Carl-Auer Sounds of Science: #237 Fabian Schneider | Jugendliche und Gruppenpsychotherapie
Ein Fachgespräch über systemische Gruppenpsychotherapie mit Jugendlichen, ihre Praxis-Vorteile und warum sie in Deutschland so selten angeboten wird.
Carl-Auer Sounds of Science
38 min read2027 min audioDr. Fabian Schneider, Facharzt für Kinder- und Jugendpsychiatrie, stellt in diesem Interview sein Buch "Systemische Gruppenpsychotherapie mit Jugendlichen" vor. Er betont die besondere Dynamik und Effektivität von Gruppentherapien gegenüber Einzelsettings, da Jugendliche durch gegenseitige Beratung und Peer-Unterstützung schneller Fortschritte machen. Schneider kombiniert dabei systemische Ansätze mit Ego-State-Therapie und Körperpsychotherapie, was laut eigenen Angaben besonders bei Jugendlichen gut ankommt. Kritisch diskutiert er, dass Gruppentherapie in der ambulanten Versorgung trotz vorhandener Zulassungen selten genutzt wird – unter anderem wegen falscher Einschätzungen zum Aufwand und mangelnder Ausbildung. Schneider fordert daher bessere Vernetzung, mehr Fortbildungen und eine stärkere Integration in Therapie-Curricula. Am Ende skizziert er Gesellschaftliches: Mehr Gruppenbildung könne Vereinsamung und politische Radikalisierung verhindern.

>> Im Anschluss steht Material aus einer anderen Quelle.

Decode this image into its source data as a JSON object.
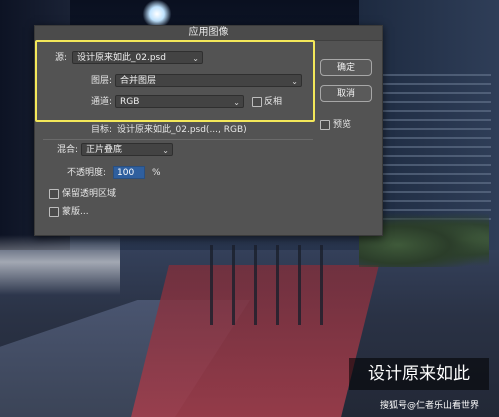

### 1 Gruppen setting ermögliche schnelleren Fortschritt als Einzeltherapie
Schneider berichtet, dass Jugendliche in der Gruppe „oft viel mehr“ täten als in Einzelsettings. Die Vielfalt an Beziehungen und die Möglichkeit, sich gegenseitig als Expert:innen zu erleben, stärke Selbstwirksamkeit und Solidarität: „die Jugendlichen sich ja gegenseitig auch beraten ... dadurch aus dieser Patientenrolle rauskommen und selber Experten werden“.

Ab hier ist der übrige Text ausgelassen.